Titanium is represented as Ti in the periodic table with atomic number 22 and atomic weight 47.9. The commercial usage of titanium is started from the 1950s. At that time, titanium grade has its strategic importance due to its low weight, structural, and lightweight. Increase in metal demand, improved manufacturing practices, and trending machines, production capability and availability of markets dramatically lowered the price of titanium grade products.
Nowadays, titanium grade is commonly and readily available engineered alloy that competes with other conventional alloys and other composites. It is the 9th abundant element found on earth crust and 4th structural metal currently come to use in various engineering sectors.
Why select titanium grade alloys?
Titanium grade exhibits a unique amalgamation of physical and mechanical properties. It has outstanding corrosion resistance which has made them desirable for critical and demanding applications such as aerospace, chemical, industrial and energy processing industries. The primary attributes of these alloys are elevated strength to density ratio. It has high structural efficiency. It has a low density. It has excellent elevated temperature properties up to 600 degree C. The density ratio represents the conventional primary factor for selection and design for aerospace components and equipment.
Titanium Grade 1 Pipes are available in all sizes.
It has exceptional corrosion and abrasion resistance properties provide the prime motivation for chemical processing industries. Titanium reveals outstanding structural efficiency, especially when the temperature is increased. Grade offers excellent elevated temperature properties for hot gas turbine and high thermal applications, where creep resistance alloys are selected for operating in temperature up to 1100 degree F.
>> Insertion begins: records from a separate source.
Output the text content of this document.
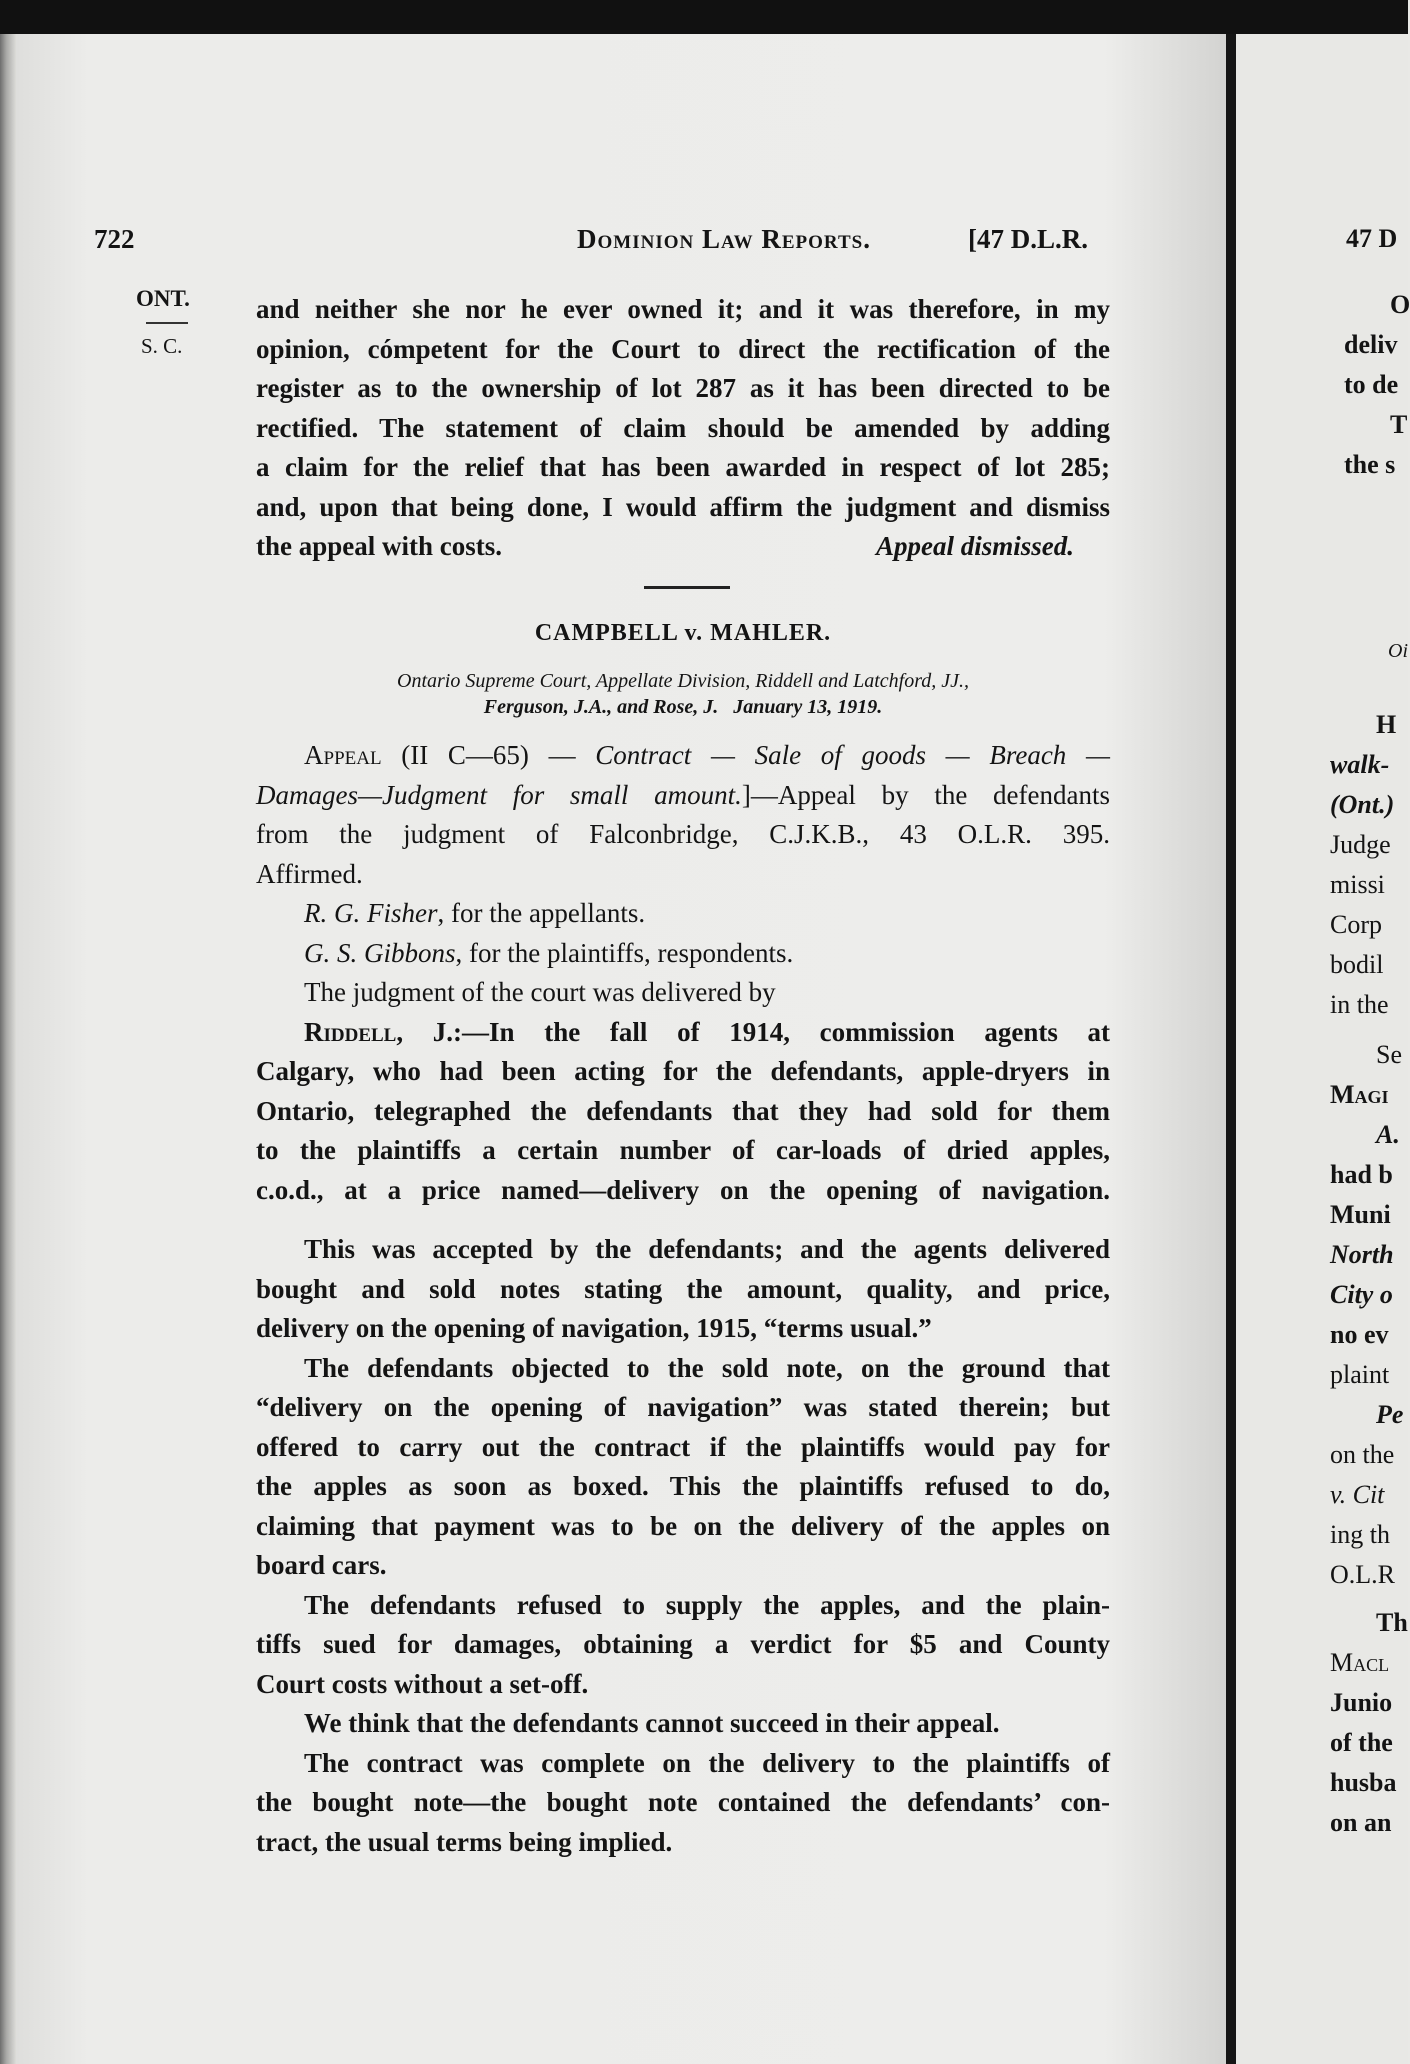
722	Dominion Law Reports.	[47 D.L.R.
ONT.
S. C.
and neither she nor he ever owned it; and it was therefore, in my
opinion, cómpetent for the Court to direct the rectification of the
register as to the ownership of lot 287 as it has been directed to be
rectified. The statement of claim should be amended by adding
a claim for the relief that has been awarded in respect of lot 285;
and, upon that being done, I would affirm the judgment and dismiss
the appeal with costs.	Appeal dismissed.
CAMPBELL v. MAHLER.
Ontario Supreme Court, Appellate Division, Riddell and Latchford, JJ.,
Ferguson, J.A., and Rose, J.   January 13, 1919.
Appeal (II C—65) — Contract — Sale of goods — Breach —
Damages—Judgment for small amount.]—Appeal by the defendants
from the judgment of Falconbridge, C.J.K.B., 43 O.L.R. 395.
Affirmed.
R. G. Fisher, for the appellants.
G. S. Gibbons, for the plaintiffs, respondents.
The judgment of the court was delivered by
Riddell, J.:—In the fall of 1914, commission agents at
Calgary, who had been acting for the defendants, apple-dryers in
Ontario, telegraphed the defendants that they had sold for them
to the plaintiffs a certain number of car-loads of dried apples,
c.o.d., at a price named—delivery on the opening of navigation.
This was accepted by the defendants; and the agents delivered
bought and sold notes stating the amount, quality, and price,
delivery on the opening of navigation, 1915, “terms usual.”
The defendants objected to the sold note, on the ground that
“delivery on the opening of navigation” was stated therein; but
offered to carry out the contract if the plaintiffs would pay for
the apples as soon as boxed. This the plaintiffs refused to do,
claiming that payment was to be on the delivery of the apples on
board cars.
The defendants refused to supply the apples, and the plain-
tiffs sued for damages, obtaining a verdict for $5 and County
Court costs without a set-off.
We think that the defendants cannot succeed in their appeal.
The contract was complete on the delivery to the plaintiffs of
the bought note—the bought note contained the defendants’ con-
tract, the usual terms being implied.
47 D
O
deliv
to de
T
the s
Oi
H
walk-
(Ont.)
Judge
missi
Corp
bodil
in the
Se
Magi
A.
had b
Muni
North
City o
no ev
plaint
Pe
on the
v. Cit
ing th
O.L.R
Th
Macl
Junio
of the
husba
on an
The family of titanium grade offers a wide spectrum of strength with combination tensile strength and fracture toughness. This grade permits optimization which can be tailored for critical component design. It is controlled by fatigue strength and toughness and crack growth while in an application. With excellent fatigue strength and life in moist air, it is unaffected by marine water and other reducing environments. These alloys can be processed to provide high fracture toughness with nominal environmental erosion. In fact, the lower strength version alloys are generally resistance to stress corrosion cracking (SSC) and corrosion fatigue in wet chloride media.
For critically pressurize components and vessel for heating industrial applications, titanium grade qualified under numerous devise codes. It exhibits exceptional resistance to the vast range of chemical environments. It forms a thin invisible but dense protective surface oxide film. This film is called tio2 that is highly tenacious, chemically stable and adherent and instantly reheals itself in case of mechanical damages if the small traces of oxygen and moisture present on surroundings. This grade extends protection from mildly reducing to severely oxidizing environments. Also, from concentric acidic to least alkaline environments even at elevated temperatures.
Titanium grade is especially known for its improved resistance to general attacks and stress corrosion in environments containing chlorides, halides, and other wet halogens. It is also recognized for its superior resistance to cavitations and impingement inflow of turbulent fluids. These have great weldability too.
This is all basic details about titanium grade.